While working with WordPress over the years, I have used multiple solutions for local developments, ranging from old XAMPP setups and transferring files with FTP on FileZilla to Docker custom environments. By the way, here is an example of one of my Dockers you can refer.

Recently, I discovered DDEV. DDEV is an open source tool for launching local web development environments that can be extended, version controlled, and shared across a team easily. With DDEV, we can take advantage of a Docker workflow without Docker experience. Cool right? Of course, it is important to know how docker works under the hood, and beginners should experiment with it. However, later on, why to reinvent the wheel? Give DDEV a chance, and you won't regret it.

Okay, I am digressing; the focus here is PHPUnit for plugins. As with many of my other articles, my goal is to create a reference for myself to use when I need it in the future.
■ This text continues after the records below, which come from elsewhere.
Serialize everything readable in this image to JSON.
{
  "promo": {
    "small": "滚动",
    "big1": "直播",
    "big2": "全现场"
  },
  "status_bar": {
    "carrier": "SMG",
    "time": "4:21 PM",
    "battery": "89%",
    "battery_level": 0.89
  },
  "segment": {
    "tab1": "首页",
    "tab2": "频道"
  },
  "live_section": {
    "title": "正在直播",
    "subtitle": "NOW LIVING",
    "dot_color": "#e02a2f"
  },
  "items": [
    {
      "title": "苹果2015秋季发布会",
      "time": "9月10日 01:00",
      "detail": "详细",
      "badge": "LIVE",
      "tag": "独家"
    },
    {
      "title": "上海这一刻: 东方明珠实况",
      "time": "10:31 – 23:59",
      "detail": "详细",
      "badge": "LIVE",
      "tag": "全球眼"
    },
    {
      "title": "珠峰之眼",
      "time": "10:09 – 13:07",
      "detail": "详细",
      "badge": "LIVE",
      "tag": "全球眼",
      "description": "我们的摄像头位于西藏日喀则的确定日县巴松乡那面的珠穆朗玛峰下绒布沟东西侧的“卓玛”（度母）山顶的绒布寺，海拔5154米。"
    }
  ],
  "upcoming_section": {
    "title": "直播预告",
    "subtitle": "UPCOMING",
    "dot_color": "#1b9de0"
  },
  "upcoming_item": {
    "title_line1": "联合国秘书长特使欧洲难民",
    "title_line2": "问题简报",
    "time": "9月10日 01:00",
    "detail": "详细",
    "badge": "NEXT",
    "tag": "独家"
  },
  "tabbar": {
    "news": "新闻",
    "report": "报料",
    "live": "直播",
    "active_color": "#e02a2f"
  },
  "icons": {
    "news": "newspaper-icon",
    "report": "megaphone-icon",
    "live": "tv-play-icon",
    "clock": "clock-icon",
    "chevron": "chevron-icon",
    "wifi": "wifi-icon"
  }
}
Given my DDEV environment running, I also want to run tests locally in my projects, in this case a WordPress plugin.

Requirements:

  • DDEV
  • Docker
  • PHP 8.3
  • MySQL
  • SVN
  • git
  • WP-CLI
  • wget
  • plugin-folder

The versions for PHP, PHPUnit and PHP Code Coverage I am using, were the compatible ones on the date I am writing this post, June 2024. To check compatibility with PHPUnit and PHP, please refer to official documentation.

First step is to install PHPUnit if it is not installed yet. There are multiple ways to do this, but I choose to do it per project, through Composer with the following command in the plugin root folder:

composer require --dev phpunit/phpunit ^9.5

Also, will need those dependencies:

composer require --dev phpunit/php-code-coverage ^9.2

Remembering proper unit tests for a plugin or theme would not load WordPress. By loading WordPress those will be integration tests.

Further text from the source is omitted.